Malaysian palm oil futures fell in late trade on Friday, although largely remaining rangebound, tracking a volatile ringgit and depressed by a bearish export outlook. The benchmark December palm oil contract on the Bursa Malaysia Derivatives Exchange fell 0.6 percent to close at 2,305 ringgit ($552.76) a tonne.

Palm prices have been tracking a volatile ringgit for the past two weeks, seeing a near 15-month high of 2,444 ringgit before hitting a three-week low of 2,216 ringgit last week. Bearish export data released by cargo surveyors on Thursday revealed a nearly 9 percent drop in exports in the first 15 days of October, compared with the same period last month.

A palm oil trader based in Kuala Lumpur said the key points to watch were the exchange rate and demand from traditional markets such as India and China. “We’re seeing wide fluctuations in the ringgit… Exports to India won’t be continuing because their festival demand is being covered to a large extent,” he said, referring to the Diwali celebrations in November.
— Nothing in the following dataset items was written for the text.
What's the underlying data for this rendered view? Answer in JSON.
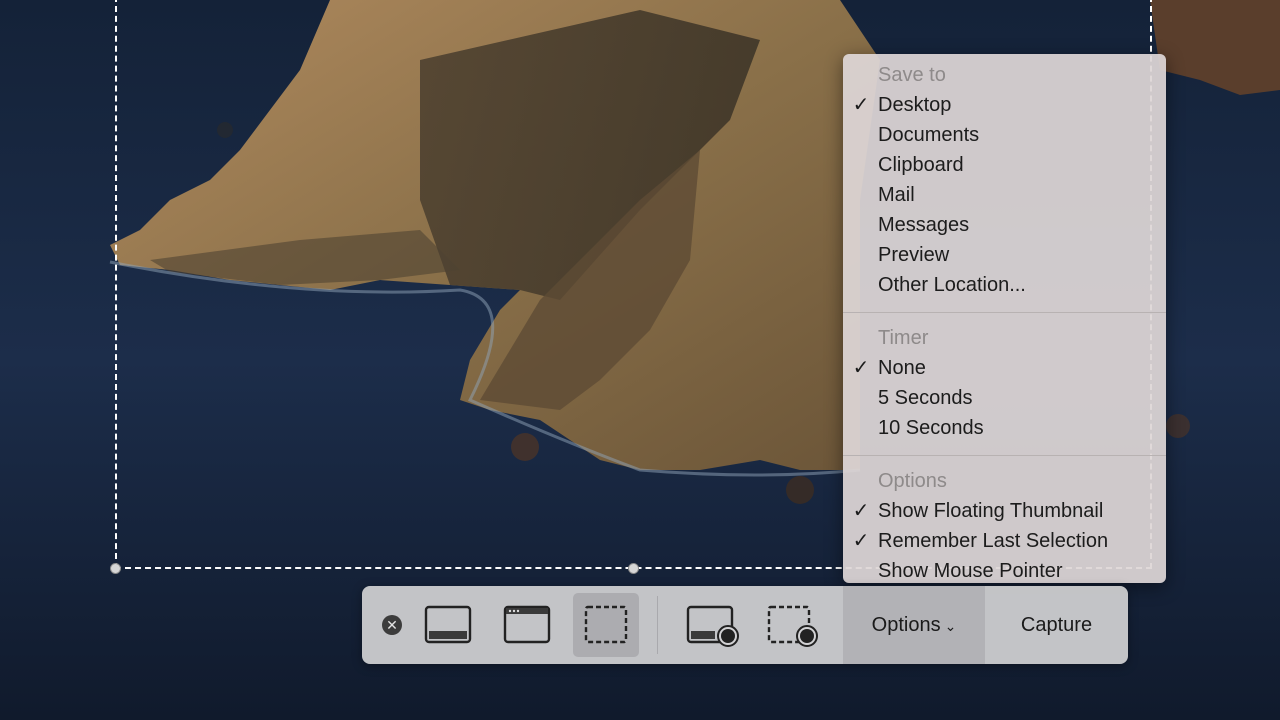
{
  "menu": {
    "sections": [
      {
        "header": "Save to",
        "items": [
          {
            "label": "Desktop",
            "checked": "✓"
          },
          {
            "label": "Documents",
            "checked": ""
          },
          {
            "label": "Clipboard",
            "checked": ""
          },
          {
            "label": "Mail",
            "checked": ""
          },
          {
            "label": "Messages",
            "checked": ""
          },
          {
            "label": "Preview",
            "checked": ""
          },
          {
            "label": "Other Location...",
            "checked": ""
          }
        ]
      },
      {
        "header": "Timer",
        "items": [
          {
            "label": "None",
            "checked": "✓"
          },
          {
            "label": "5 Seconds",
            "checked": ""
          },
          {
            "label": "10 Seconds",
            "checked": ""
          }
        ]
      },
      {
        "header": "Options",
        "items": [
          {
            "label": "Show Floating Thumbnail",
            "checked": "✓"
          },
          {
            "label": "Remember Last Selection",
            "checked": "✓"
          },
          {
            "label": "Show Mouse Pointer",
            "checked": ""
          }
        ]
      }
    ]
  },
  "toolbar": {
    "close_glyph": "✕",
    "buttons": [
      {
        "icon": "capture-entire-screen-icon"
      },
      {
        "icon": "capture-selected-window-icon"
      },
      {
        "icon": "capture-selected-portion-icon",
        "selected": true
      },
      {
        "icon": "record-entire-screen-icon"
      },
      {
        "icon": "record-selected-portion-icon"
      }
    ],
    "options_label": "Options",
    "options_chevron": "⌄",
    "capture_label": "Capture"
  },
  "colors": {
    "menu_bg": "#ded6d6",
    "toolbar_bg": "#d2d2d4",
    "header_text": "#8e8a8a",
    "ocean": "#1b2a45"
  }
}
Traded volume stood at 46,660 lots of 25 tonnes each, above the average 35,000 lots usually traded in a day. “We’re still not sure how exports will look like going forward. We are not optimistic but this will be balanced out by lean production in the coming months,” said another trader. Palm oil is expected to rise to 2,338 ringgit per tonne as it has broken a resistance at 2,309 ringgit, said Wang Tao, a Reuters market analyst for commodities and energy technicals. In other vegetable oil markets, the US December soyoil contract fell slightly by 0.1 percent, while the January soybean oil contract on the Dalian Commodity Exchange lost 0.2 percent.